RISPOSTA: Io con i miei occhi quella sera non ho vista nulla del genere, però avevo saputo da Aris che alle ragazze venivano date dal Presidente delle buste contenenti denaro.
Aris mi ha confidato di avere ricevuto molte volte delle buste contenenti denaro dal Presidente. perchè Aris mi aveva detto di essere andata a letto col Presidente in più occasioni; io non so se questo risponde a verità , ma è questo che mi aveva confidato Aris, che ripeto io conosco da anni perchè eravamo campagne di scuola.
Anzi, come ho già detto, Aris mi disse che se fossi andata a letto col Presidente avrei ricevuto anch’io denaro.
DOMANDA: Ma se lei sapeva che quella sera avrebbe potuto fare sesso col Presidente e ricevere denaro perchè poi è tornata a casa?
RISPOSTA: Io, come ho detto, sapevo perfettamente da quello che mi aveva raccontato Aris che avrei potuto fare sesso con il Presidente del Consiglio e ricevere in cambio denaro e quindi quando ho accettato di andare ad Arcore sapevo che avrei potuto fare questo.
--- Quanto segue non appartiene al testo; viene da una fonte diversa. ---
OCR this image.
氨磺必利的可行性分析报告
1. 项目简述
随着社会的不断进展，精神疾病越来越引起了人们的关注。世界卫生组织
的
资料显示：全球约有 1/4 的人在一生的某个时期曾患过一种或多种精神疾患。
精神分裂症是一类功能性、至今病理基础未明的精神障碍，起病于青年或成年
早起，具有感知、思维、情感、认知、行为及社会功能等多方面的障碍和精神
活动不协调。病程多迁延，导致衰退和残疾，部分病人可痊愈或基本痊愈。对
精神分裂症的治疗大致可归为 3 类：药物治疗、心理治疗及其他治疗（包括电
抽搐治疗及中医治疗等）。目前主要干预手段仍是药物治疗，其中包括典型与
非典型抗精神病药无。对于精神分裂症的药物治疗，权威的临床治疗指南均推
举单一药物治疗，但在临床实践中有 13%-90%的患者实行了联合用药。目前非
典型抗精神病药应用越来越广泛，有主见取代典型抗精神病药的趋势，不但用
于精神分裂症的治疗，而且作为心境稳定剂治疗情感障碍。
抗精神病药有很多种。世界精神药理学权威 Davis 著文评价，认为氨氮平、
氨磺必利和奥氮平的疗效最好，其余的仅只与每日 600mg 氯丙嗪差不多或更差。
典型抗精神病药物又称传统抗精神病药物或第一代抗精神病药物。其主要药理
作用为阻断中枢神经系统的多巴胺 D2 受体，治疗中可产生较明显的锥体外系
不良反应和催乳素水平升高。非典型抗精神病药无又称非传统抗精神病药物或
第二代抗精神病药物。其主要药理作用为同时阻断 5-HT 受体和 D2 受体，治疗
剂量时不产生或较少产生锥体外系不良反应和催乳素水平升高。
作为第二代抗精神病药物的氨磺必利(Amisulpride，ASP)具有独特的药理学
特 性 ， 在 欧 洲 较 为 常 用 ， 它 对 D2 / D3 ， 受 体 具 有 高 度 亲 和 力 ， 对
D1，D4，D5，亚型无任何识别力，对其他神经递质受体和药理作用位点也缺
Quando sono arrivata lì e ho visto tanta gente e ho visto il contesto in cui si è celebrata la serata ha prevalso la mia timidezza, quindi a un certo punto Aris mi ha detto “Andiamo a casa”.
DOMANDA: Lei ha detto che Aris le ha confidato di essere andata a letto piu volte con il Presidente del Consiglio e di aver ricevuto denaro da quest’ultimo, le ha raccontato anche che tipo di rapporto sessuale aveva col Presidente?
RISPOSTA: Non mi ha raccontato nel dettaglio che tipo di rapporto sessuale, mi diceva però che andare a letto col Presidente era stressante.
DOMANDA: Scusi, le chiese che cosa significava ‘stressante’?
RISPOSTA: Sì, mi diceva che durava un bel po’ perchè il Presidente aveva rapporti sessuali non solo con Aris, ma contestualmente anche con altre donne.
Quindi mi si chiede se nel momento in cui ho accettato di andare ad Arcore io sapevo che cosa mi sarebbe potuto capitare, cioè di fare sesso col Cavaliere anche in presenza di altre donne, rispondo: Si, lo sapevo, ero preparata psicologicamente, ma quando sono arrivata lì è prevalsa, come dico, la mia timidezza.
E poi, vedendolo di persona sinceramente, nonostante il denaro che avrei potuto ricevere dal Presidente, io sinceramente non me la sono sentita.
DOMANDA: Le persone che erano presenti quella sera, lei è una ragazza di appena 20 anni, erano più grandi di lei oppure sue coetanee? Almeno, qual è stata la sua sensazione?
RISPOSTA: Alcune erano un po’ più grandi di me, altre diciannovenni.
DOMANDA: Lei ha riferito ai suoi genitori che sarebbe andata a casa del Presidente del Consiglio?
RISPOSTA: No, assolutamente
DOMANDA: Lei ha detto di essere stata a casa del Presidente il 6 gennaio 2011, quanto tempo prima Aris le ha proposto la serata a casa del Presidente?
RISPOSTA: Era da un po’ che Aris mi proponeva di andare a casa del Presidente, però per una cosa o per l’altra non si era mai concretizzato.
DOMANDA: Le disse Aris chi l’aveva portata lì?
RISPOSTA: Aris era stata portata nel giro delle serate del Presidente da una persona famosa, quella che fa Colorado, Maristel Garcia.
DOMANDA: Questa persona c ‘era la sera del 6 gennaio 2011?
RISPOSTA: No, non c’era.
DOMANDA: Lei ha detto che Aris abita a Milano2, l’affitto di casa lo paga lei?
RISPOSTA: No, assolutamente no, almeno così mi ha detto la Aris.
DOMANDA: Quella sera, lei ha detto che ha avuto modo di parlare con le ragazze, ricorda se furono fatti nomi di persone dello spettacolo noti per frequentare la villa di Arcore?
RISPOSTA: No, questo non me lo ricordo.
DOMANDA: Lei possiede un cellulare, può dare il numero?
RISPOSTA: Possiedo un cellulare, il mio numero è ***/*******; il cellulare non è a me intestato bensì al compagno di mia madre.